The recent news of campus protests has sparked numerous questions related to protected civil liberties and rights. In the wake of such debate, another interesting set of questions has arisen: Are these protests protected activity under the National Labor Relations Act (NLRA)? And do colleges and universities need to be mindful of federal labor law in response?
In order to perhaps glean answers to these questions, two unions, the Graduate Labor Organization and United Auto Workers (Local 872), which represent graduate students at Brown University and the University of Southern California (USC), respectively, filed unfair labor practice charges against each institution. Both organizations claim each institution violated the rights of graduate students, who were also employees, in their response to campus protests.
At Brown, for example, the charge claims the university unilaterally changed policies; illegally threatened and surveilled workers who protested the changes; and violated workers' Weingarten rights, when they refused to allow union representatives to be present during disciplinary hearings.
The NLRA only applies to private employers, thus limiting its protections only to employees at private universities, like Brown and USC. In a landmark 1980 decision, NLRB v. Yeshiva University, the U.S. Supreme Court further narrowed the protections of the act to non-tenure track employees, including graduate students, unless the institution otherwise agreed to recognize the bargaining unit or the tenured track faculty members do not hold “managerial authority.” For employees at public universities, the rules vary greatly. Collective bargaining rights are protected by state law for academic professionals in 34 states.
Whether these actions in response to campus protest are violations of the NLRA will turn on one thing – did they concern and infringe upon protected concerted activity?
NLRB General Counsel Jennifer Abruzzo has claimed that protests involving issues of civil rights in the workplace are protected, noting such topics to be “inherently concerted” and protected. The NLRB has entertained these arguments from Abruzzo, but has yet to endorse them. It most recently refused to do so in its Home Depot decision, which concerned an employee's display of BLM insignia in the workplace.

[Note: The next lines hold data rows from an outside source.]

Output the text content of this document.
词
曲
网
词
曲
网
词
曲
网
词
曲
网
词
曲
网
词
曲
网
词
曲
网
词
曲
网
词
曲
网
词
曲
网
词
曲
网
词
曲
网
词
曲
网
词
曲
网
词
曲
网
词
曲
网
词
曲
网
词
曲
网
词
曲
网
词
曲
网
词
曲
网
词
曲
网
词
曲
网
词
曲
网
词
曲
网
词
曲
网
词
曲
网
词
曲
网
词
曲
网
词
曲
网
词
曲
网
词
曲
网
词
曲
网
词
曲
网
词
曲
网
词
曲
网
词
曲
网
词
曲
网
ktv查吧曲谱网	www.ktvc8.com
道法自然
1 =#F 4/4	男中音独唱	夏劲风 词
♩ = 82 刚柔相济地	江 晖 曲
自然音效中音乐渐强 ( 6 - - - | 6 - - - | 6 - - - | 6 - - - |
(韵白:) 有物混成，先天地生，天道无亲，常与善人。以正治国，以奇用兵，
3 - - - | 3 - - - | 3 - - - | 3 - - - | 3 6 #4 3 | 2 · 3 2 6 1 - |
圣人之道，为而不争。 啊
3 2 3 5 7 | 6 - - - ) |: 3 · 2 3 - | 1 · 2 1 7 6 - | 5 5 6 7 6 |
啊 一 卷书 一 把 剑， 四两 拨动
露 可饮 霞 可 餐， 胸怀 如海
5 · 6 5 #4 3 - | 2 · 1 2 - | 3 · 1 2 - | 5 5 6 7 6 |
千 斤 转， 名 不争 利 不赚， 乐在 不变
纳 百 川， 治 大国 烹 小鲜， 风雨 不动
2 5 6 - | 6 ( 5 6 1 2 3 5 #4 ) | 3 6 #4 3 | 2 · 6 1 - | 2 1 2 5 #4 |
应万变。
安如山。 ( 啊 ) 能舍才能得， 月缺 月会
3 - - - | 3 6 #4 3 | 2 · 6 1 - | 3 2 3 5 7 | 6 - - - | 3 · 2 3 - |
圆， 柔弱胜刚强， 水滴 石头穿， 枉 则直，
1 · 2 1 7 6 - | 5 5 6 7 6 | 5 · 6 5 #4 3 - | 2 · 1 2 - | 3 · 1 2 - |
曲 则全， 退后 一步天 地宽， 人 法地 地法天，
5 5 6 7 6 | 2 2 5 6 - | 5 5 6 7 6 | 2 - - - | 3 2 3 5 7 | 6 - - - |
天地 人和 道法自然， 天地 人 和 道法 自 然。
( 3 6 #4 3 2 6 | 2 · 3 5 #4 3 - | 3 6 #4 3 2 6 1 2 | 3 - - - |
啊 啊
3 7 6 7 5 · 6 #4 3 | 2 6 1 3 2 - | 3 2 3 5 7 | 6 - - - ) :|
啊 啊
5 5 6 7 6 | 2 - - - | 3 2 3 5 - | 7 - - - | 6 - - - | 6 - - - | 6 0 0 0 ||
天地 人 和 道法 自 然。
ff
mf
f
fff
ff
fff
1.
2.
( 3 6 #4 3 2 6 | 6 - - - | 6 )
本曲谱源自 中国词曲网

Whether these student workers can establish a nexus between the protest responses and the terms and conditions of their employment will be the critical first piece, but not the only one, in determining whether an unfair labor practice has been committed. Questions on the scope of the conduct at issue, employer management and property rights, academic freedom, and the subjects of bargaining in the higher education setting swirl around these issues.
Indeed, even if protected, individual determinations about whether certain individuals' conduct removes them from the protection of the NLRA will certainly be required. At a time when the board has never been more pro-union or pro-employee, nor afraid to make major precedent-shifting changes (especially in the higher education arena, where the recent Dartmouth decision allowed student athletes to unionize), these groups might be paving the way for even more to come.